Unquestionably, the most obvious component of the Orioles' impressive 7-1 run since Buck Showalter took over as manager is the drastic improvement of the starting pitchers, whose streak of seven consecutive quality starts was broken in Tuesday night's 14-8 win over the Cleveland Indians.
However, after an explosive performance such as Tuesday's, you can't ignore the turnaround the offense has made in the past eight games. And a big part of that recent success has been the Orioles' ability to hit with runners in scoring position — a situation in which they've struggled mightily all season.
The numbers are there to back it up, and the difference since Showalter took over isn't moderate — it's night and day.Here's a breakdown of the Orioles' team performance with runners in scoring position for each of the first eight games of Showalter's tenure:
Aug. 3: Orioles 6, Angels 3 — 5-for-11
Aug. 4: Orioles 9, Angels 7 — 6-for-12
Aug. 5: Orioles 5, Angels 4 — 4-for-10
Aug. 6: Orioles 2, White Sox 1 — 2-for-9
Aug. 7: White Sox 4, Orioles 2 — 1-for-3
Aug. 8: Orioles 4, White Sox 3 — 3-for-11
Aug. 9: Orioles 3, White Sox 2 — 1-for-4
Aug. 10: Orioles 14, Indians 8 — 7-for-10
So, over the past eight games, the Orioles have gone 29-for-70 with runners in scoring position, an average of .414. That number is pretty staggering on its own, but it's downright jaw-dropping when you compare it with the team's average with runners in scoring position over the entire season — .232, last in the major leagues.

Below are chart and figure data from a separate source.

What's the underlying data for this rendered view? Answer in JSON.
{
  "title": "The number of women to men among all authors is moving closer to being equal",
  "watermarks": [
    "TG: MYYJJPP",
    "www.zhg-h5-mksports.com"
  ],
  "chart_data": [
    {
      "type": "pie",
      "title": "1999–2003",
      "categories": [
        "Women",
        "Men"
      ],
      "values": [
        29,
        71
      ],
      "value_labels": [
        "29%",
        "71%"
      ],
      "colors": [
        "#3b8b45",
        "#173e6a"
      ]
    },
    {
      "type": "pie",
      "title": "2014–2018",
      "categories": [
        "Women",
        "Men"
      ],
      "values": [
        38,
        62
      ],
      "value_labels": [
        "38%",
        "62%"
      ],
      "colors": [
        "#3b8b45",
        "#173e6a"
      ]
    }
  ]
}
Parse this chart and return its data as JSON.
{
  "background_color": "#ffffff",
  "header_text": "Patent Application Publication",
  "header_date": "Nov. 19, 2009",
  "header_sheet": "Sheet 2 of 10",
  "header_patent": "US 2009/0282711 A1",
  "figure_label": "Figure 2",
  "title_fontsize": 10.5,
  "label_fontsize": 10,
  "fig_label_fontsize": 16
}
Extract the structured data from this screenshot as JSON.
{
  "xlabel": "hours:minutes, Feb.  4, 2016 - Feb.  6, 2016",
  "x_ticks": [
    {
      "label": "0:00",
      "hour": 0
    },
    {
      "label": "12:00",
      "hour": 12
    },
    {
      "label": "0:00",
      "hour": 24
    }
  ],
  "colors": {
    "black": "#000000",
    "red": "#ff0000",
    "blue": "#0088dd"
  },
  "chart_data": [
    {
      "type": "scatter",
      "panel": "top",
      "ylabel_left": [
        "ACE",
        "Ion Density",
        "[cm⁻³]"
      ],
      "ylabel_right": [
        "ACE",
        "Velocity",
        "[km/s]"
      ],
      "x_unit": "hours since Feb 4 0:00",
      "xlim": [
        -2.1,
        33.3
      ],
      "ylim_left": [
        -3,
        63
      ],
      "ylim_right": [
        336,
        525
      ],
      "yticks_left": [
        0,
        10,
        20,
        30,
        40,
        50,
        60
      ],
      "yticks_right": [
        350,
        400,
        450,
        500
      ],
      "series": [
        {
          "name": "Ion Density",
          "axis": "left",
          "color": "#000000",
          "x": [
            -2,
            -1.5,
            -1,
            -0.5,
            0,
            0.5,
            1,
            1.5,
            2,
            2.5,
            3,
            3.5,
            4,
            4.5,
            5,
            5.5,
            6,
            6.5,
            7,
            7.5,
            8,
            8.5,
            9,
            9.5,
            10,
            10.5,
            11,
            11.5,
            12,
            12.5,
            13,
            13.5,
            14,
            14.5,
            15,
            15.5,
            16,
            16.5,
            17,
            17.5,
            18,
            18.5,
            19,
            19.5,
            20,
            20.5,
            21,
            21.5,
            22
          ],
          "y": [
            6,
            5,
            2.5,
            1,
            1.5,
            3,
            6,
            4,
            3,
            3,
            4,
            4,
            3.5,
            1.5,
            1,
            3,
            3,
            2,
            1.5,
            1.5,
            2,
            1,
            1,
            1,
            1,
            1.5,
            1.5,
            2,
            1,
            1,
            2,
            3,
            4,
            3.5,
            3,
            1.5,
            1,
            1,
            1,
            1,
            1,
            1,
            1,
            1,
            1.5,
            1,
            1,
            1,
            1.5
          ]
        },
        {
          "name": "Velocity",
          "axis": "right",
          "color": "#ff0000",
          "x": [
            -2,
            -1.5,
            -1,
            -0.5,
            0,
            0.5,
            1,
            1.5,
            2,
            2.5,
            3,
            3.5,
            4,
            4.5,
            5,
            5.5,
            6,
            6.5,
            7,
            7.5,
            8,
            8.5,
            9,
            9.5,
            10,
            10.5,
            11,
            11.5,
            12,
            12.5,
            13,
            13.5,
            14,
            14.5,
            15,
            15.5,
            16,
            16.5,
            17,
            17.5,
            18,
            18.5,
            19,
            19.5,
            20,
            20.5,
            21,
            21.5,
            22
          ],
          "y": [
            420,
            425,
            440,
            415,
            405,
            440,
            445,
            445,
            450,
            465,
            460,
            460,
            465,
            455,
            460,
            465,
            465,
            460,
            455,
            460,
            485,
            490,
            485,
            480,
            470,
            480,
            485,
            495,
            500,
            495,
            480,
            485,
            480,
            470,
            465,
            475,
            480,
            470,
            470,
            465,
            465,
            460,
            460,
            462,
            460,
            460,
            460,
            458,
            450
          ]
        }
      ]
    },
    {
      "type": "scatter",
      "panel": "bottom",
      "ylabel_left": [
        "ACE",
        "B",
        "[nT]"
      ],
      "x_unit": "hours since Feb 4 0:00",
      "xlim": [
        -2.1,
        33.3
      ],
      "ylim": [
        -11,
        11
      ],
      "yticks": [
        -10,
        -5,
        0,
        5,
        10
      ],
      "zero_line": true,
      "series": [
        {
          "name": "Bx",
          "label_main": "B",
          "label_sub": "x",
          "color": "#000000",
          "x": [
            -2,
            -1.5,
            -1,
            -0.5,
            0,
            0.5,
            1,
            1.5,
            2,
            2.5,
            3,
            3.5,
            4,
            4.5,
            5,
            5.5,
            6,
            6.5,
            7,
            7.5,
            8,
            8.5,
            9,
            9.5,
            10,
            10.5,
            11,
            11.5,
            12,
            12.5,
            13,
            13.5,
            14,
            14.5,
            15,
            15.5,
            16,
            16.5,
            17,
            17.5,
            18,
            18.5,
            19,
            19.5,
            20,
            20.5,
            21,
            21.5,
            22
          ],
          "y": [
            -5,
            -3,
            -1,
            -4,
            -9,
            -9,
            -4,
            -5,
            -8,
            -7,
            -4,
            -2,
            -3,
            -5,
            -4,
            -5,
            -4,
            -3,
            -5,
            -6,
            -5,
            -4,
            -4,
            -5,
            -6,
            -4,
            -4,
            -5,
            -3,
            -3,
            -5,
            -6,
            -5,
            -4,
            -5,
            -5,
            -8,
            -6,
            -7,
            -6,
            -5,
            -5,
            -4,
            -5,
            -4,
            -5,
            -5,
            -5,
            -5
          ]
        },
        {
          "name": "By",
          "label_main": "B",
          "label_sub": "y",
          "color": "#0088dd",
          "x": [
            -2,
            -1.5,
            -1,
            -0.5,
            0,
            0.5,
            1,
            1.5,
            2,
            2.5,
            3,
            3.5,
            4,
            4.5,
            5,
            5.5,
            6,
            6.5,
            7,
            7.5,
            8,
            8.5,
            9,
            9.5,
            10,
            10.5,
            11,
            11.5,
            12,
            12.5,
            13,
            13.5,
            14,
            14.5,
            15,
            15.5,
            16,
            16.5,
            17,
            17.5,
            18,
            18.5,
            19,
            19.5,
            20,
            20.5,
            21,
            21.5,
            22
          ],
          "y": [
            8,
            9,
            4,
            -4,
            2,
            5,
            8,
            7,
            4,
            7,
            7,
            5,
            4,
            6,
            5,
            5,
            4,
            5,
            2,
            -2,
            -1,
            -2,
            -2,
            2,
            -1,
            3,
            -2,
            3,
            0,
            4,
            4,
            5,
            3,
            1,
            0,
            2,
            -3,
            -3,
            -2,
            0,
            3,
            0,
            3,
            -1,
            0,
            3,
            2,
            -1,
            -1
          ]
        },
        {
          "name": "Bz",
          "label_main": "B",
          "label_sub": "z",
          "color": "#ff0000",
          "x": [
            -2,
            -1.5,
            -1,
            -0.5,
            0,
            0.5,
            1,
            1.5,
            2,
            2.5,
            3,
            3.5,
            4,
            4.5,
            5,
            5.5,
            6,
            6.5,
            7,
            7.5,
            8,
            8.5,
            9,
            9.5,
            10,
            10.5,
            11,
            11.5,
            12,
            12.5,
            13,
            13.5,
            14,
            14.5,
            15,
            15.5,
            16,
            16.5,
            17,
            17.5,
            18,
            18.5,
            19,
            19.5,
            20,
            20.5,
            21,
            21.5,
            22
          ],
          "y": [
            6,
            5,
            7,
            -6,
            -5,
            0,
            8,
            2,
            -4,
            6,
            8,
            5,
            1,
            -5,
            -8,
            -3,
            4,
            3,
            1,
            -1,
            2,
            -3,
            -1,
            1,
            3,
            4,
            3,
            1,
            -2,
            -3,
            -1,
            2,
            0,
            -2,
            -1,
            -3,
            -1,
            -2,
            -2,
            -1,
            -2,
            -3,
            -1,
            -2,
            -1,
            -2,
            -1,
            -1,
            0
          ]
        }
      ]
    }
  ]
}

Now, you might be inclined to argue — and rightfully so — that eight games is a small sample size and that the Orioles can't be expected to continue their recent production, but you also have to acknowledge that the team's hitting more than 180 points above its season average with RISP over an entire homestand (plus one road victory) is an impressive feat.
To take a closer look, let's look at some individual numbers. Back on July 7, I broke down the individual averages with runners in scoring position for the mainstays in the Orioles' lineup. You might recall that, overall, they were — to put it diplomatically — underwhelming.
Here's a side-by-side comparison of what those same hitters (minus those who are no longer on the active roster or haven't played a significant amount) have done since the beginning of the Showalter era. (Note: Some players, such as Felix Pie and Brian Roberts, aren't represented because they weren't included in the July 7 post as they were still injured then.)
Player _____ RISP through July 7 _____ RISP Aug. 3-10
Nick Markakis, RF _____ .338 _____ .250 (1-for-4)
Adam Jones, CF _____ .253 _____ .333 (2-for-6)
Cesar Izturis, SS _____ .245 _____ .500 (4-for-8)
Ty Wigginton, 1B ______ .235 _____ .500 (4-for-8)
Matt Wieters, C _____ .227 _____ .500 (4-for-8)
Luke Scott, DH _____ .133 _____ .571 (4-for-7)
Again, I acknowledge that the above players' RISP statistics for the past eight games represent a small sample size, but even so, the numbers speak for themselves.
Of the six players above, five of them have outperformed their RISP average through July 7 while playing for Showalter. Four of them have more than doubled that average in the past eight games. And the red-hot Scott, much maligned earlier in the year for his inability to get clutch hits, has batted a whopping 438 points over his earlier RISP average since the managerial change.
It's unrealistic to expect that Orioles hitters will be able to maintain their lofty averages with runners in scoring position, but if they can manage to stay anywhere close to them, I think it's clear you're going to see a good deal more victories for the rest of the season.